May 20, 2013 12:00:00 AM PDT
Thousands of health care workers at five UC health centers including UCLA and UC Irvine are threatening a walkout that could affect thousands of patients.

About 30,000 health care workers will either walk out or honor picket lines Tuesday in the dispute over proposed changes in pension plans, demands for higher pay and increased staffing.

Patients may have to endure longer wait times for services or not get the care they need all together during the strike.

"We are anticipating some delays in services," said Tom Rosenthal, chief medical officer at Ronald Reagan UCLA Medical Center. "We have canceled non-essential services."

The UCLA Medical Center, a level 1 trauma center, has canceled all non-elective surgeries because of Tuesday's strike saying they have to make sure they can deal with major emergencies under a limited staff.

"How are we doing it?" said Rosenthal. "We're doing it with workers who will come to work.

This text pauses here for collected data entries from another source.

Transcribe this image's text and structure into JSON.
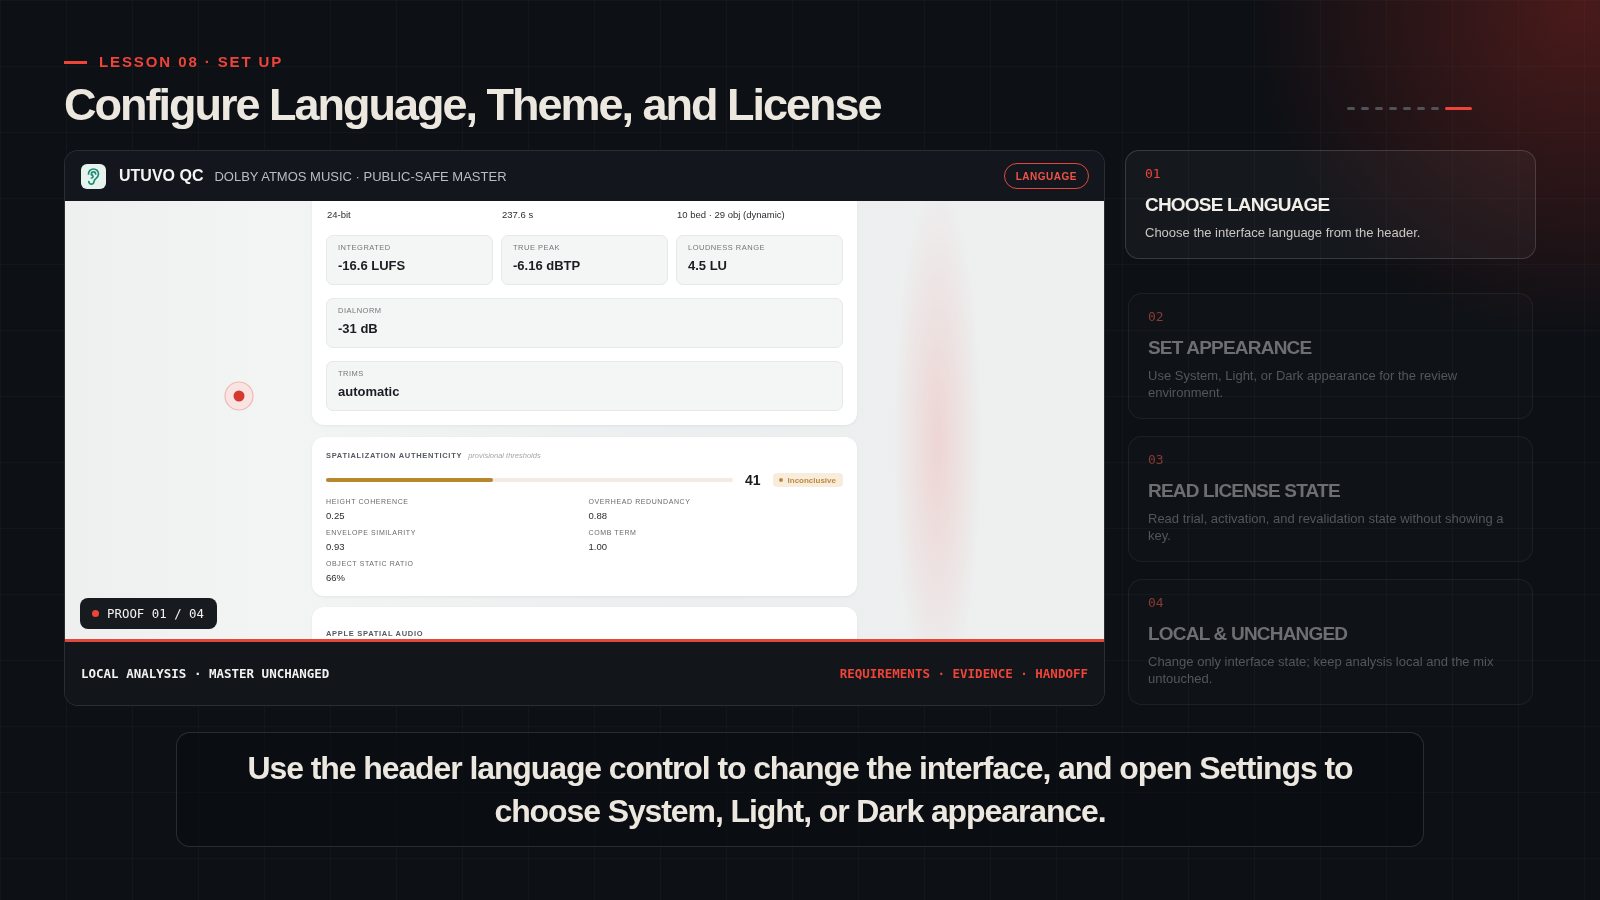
{
  "lesson": {
    "eyebrow": "LESSON 08 · SET UP",
    "title": "Configure Language, Theme, and License"
  },
  "progress": [
    {
      "selected": false
    },
    {
      "selected": false
    },
    {
      "selected": false
    },
    {
      "selected": false
    },
    {
      "selected": false
    },
    {
      "selected": false
    },
    {
      "selected": false
    },
    {
      "selected": true
    }
  ],
  "app_window": {
    "name": "UTUVO QC",
    "subtitle": "DOLBY ATMOS MUSIC · PUBLIC-SAFE MASTER",
    "language_button": "LANGUAGE",
    "summary_values": [
      "24-bit",
      "237.6 s",
      "10 bed · 29 obj (dynamic)"
    ],
    "loudness_metrics": [
      {
        "label": "INTEGRATED",
        "value": "-16.6 LUFS"
      },
      {
        "label": "TRUE PEAK",
        "value": "-6.16 dBTP"
      },
      {
        "label": "LOUDNESS RANGE",
        "value": "4.5 LU"
      }
    ],
    "fields": [
      {
        "label": "DIALNORM",
        "value": "-31 dB"
      },
      {
        "label": "TRIMS",
        "value": "automatic"
      }
    ],
    "spatialization": {
      "title": "SPATIALIZATION AUTHENTICITY",
      "note": "provisional thresholds",
      "level": 0.41,
      "score": "41",
      "verdict": "Inconclusive",
      "measures": [
        {
          "label": "HEIGHT COHERENCE",
          "value": "0.25"
        },
        {
          "label": "OVERHEAD REDUNDANCY",
          "value": "0.88"
        },
        {
          "label": "ENVELOPE SIMILARITY",
          "value": "0.93"
        },
        {
          "label": "COMB TERM",
          "value": "1.00"
        },
        {
          "label": "OBJECT STATIC RATIO",
          "value": "66%"
        }
      ]
    },
    "next_section": "APPLE SPATIAL AUDIO",
    "proof_badge": "PROOF 01 / 04",
    "footer": {
      "left": "LOCAL ANALYSIS · MASTER UNCHANGED",
      "right": "REQUIREMENTS · EVIDENCE · HANDOFF"
    }
  },
  "steps": [
    {
      "number": "01",
      "title": "CHOOSE LANGUAGE",
      "description": "Choose the interface language from the header.",
      "selected": true
    },
    {
      "number": "02",
      "title": "SET APPEARANCE",
      "description": "Use System, Light, or Dark appearance for the review environment.",
      "selected": false
    },
    {
      "number": "03",
      "title": "READ LICENSE STATE",
      "description": "Read trial, activation, and revalidation state without showing a key.",
      "selected": false
    },
    {
      "number": "04",
      "title": "LOCAL & UNCHANGED",
      "description": "Change only interface state; keep analysis local and the mix untouched.",
      "selected": false
    }
  ],
  "caption": "Use the header language control to change the interface, and open Settings to choose System, Light, or Dark appearance."
}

We're doing it with supervisory staff. We're doing it with registry staff."

UC officials say more than 120 surgeries have been postponed because of the strike. They had hoped a Sacramento judge would order thousands of union workers to cross the picket lines in order to keep the medical centers operating safely. But the judge on Monday shot that request down, much to the satisfaction of the health care workers union.

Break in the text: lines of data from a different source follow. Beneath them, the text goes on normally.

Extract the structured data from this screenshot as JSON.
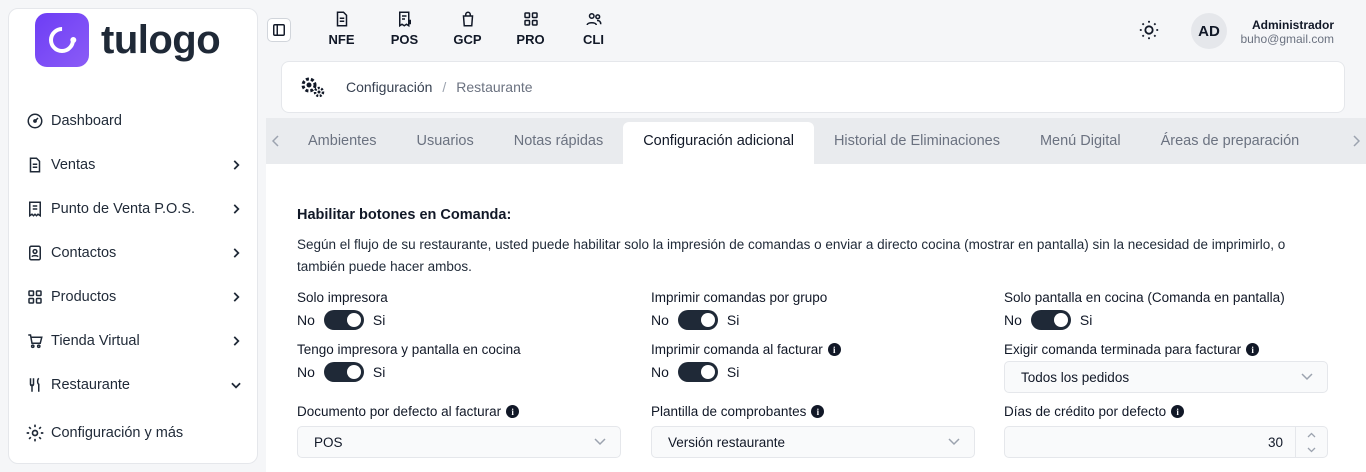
{
  "brand": {
    "name": "tulogo",
    "accent": "#7c4dff"
  },
  "sidebar": {
    "items": [
      {
        "label": "Dashboard",
        "icon": "gauge-icon",
        "has_chevron": false,
        "expanded": false
      },
      {
        "label": "Ventas",
        "icon": "document-icon",
        "has_chevron": true,
        "expanded": false
      },
      {
        "label": "Punto de Venta P.O.S.",
        "icon": "receipt-icon",
        "has_chevron": true,
        "expanded": false
      },
      {
        "label": "Contactos",
        "icon": "contacts-icon",
        "has_chevron": true,
        "expanded": false
      },
      {
        "label": "Productos",
        "icon": "grid-icon",
        "has_chevron": true,
        "expanded": false
      },
      {
        "label": "Tienda Virtual",
        "icon": "cart-icon",
        "has_chevron": true,
        "expanded": false
      },
      {
        "label": "Restaurante",
        "icon": "utensils-icon",
        "has_chevron": true,
        "expanded": true
      }
    ],
    "config": {
      "label": "Configuración y más",
      "icon": "gear-icon"
    }
  },
  "topnav": [
    {
      "label": "NFE",
      "icon": "file-icon"
    },
    {
      "label": "POS",
      "icon": "receipt-dollar-icon"
    },
    {
      "label": "GCP",
      "icon": "bag-icon"
    },
    {
      "label": "PRO",
      "icon": "grid-icon"
    },
    {
      "label": "CLI",
      "icon": "users-icon"
    }
  ],
  "user": {
    "initials": "AD",
    "name": "Administrador",
    "email": "buho@gmail.com"
  },
  "breadcrumb": {
    "first": "Configuración",
    "separator": "/",
    "current": "Restaurante"
  },
  "tabs": [
    {
      "label": "Ambientes",
      "active": false
    },
    {
      "label": "Usuarios",
      "active": false
    },
    {
      "label": "Notas rápidas",
      "active": false
    },
    {
      "label": "Configuración adicional",
      "active": true
    },
    {
      "label": "Historial de Eliminaciones",
      "active": false
    },
    {
      "label": "Menú Digital",
      "active": false
    },
    {
      "label": "Áreas de preparación",
      "active": false
    }
  ],
  "section": {
    "title": "Habilitar botones en Comanda:",
    "description": "Según el flujo de su restaurante, usted puede habilitar solo la impresión de comandas o enviar a directo cocina (mostrar en pantalla) sin la necesidad de imprimirlo, o también puede hacer ambos."
  },
  "switch_labels": {
    "off": "No",
    "on": "Si"
  },
  "toggles": [
    {
      "label": "Solo impresora",
      "value": true,
      "info": false
    },
    {
      "label": "Imprimir comandas por grupo",
      "value": true,
      "info": false
    },
    {
      "label": "Solo pantalla en cocina (Comanda en pantalla)",
      "value": true,
      "info": false
    },
    {
      "label": "Tengo impresora y pantalla en cocina",
      "value": true,
      "info": false
    },
    {
      "label": "Imprimir comanda al facturar",
      "value": true,
      "info": true
    }
  ],
  "exigir": {
    "label": "Exigir comanda terminada para facturar",
    "value": "Todos los pedidos"
  },
  "documento": {
    "label": "Documento por defecto al facturar",
    "value": "POS"
  },
  "plantilla": {
    "label": "Plantilla de comprobantes",
    "value": "Versión restaurante"
  },
  "dias": {
    "label": "Días de crédito por defecto",
    "value": "30"
  }
}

UC officials have insisted they have offered a fair wage and benefit proposal and hope to block this strike. But a spokesperson for the union representing healthcare workers say they don't want to go on strike but UC officials have given them no choice because they haven't budged during contract negotiations.

"They forced us to this situation," said Scott Hill. "We don't want to have to go on strike but we're using whatever leverage and power that we have to be able to get a good contract."

A spokesperson said they have already identified their own set of key workers who will be told to cross the picket lines if needed to ensure patients' safety.

"We have a staff of volunteers who are going to be out there," said Hill. "If there's a critical situation, were going to say 'we need for you to go to work immediately'".

Health care workers from hospitals at UCLA, UC Irvine, UC San Diego, UC Davis, and UC San Francisco are expected to participate in the strike.

The two-day strike will likely begin at 4 a.m. Tuesday.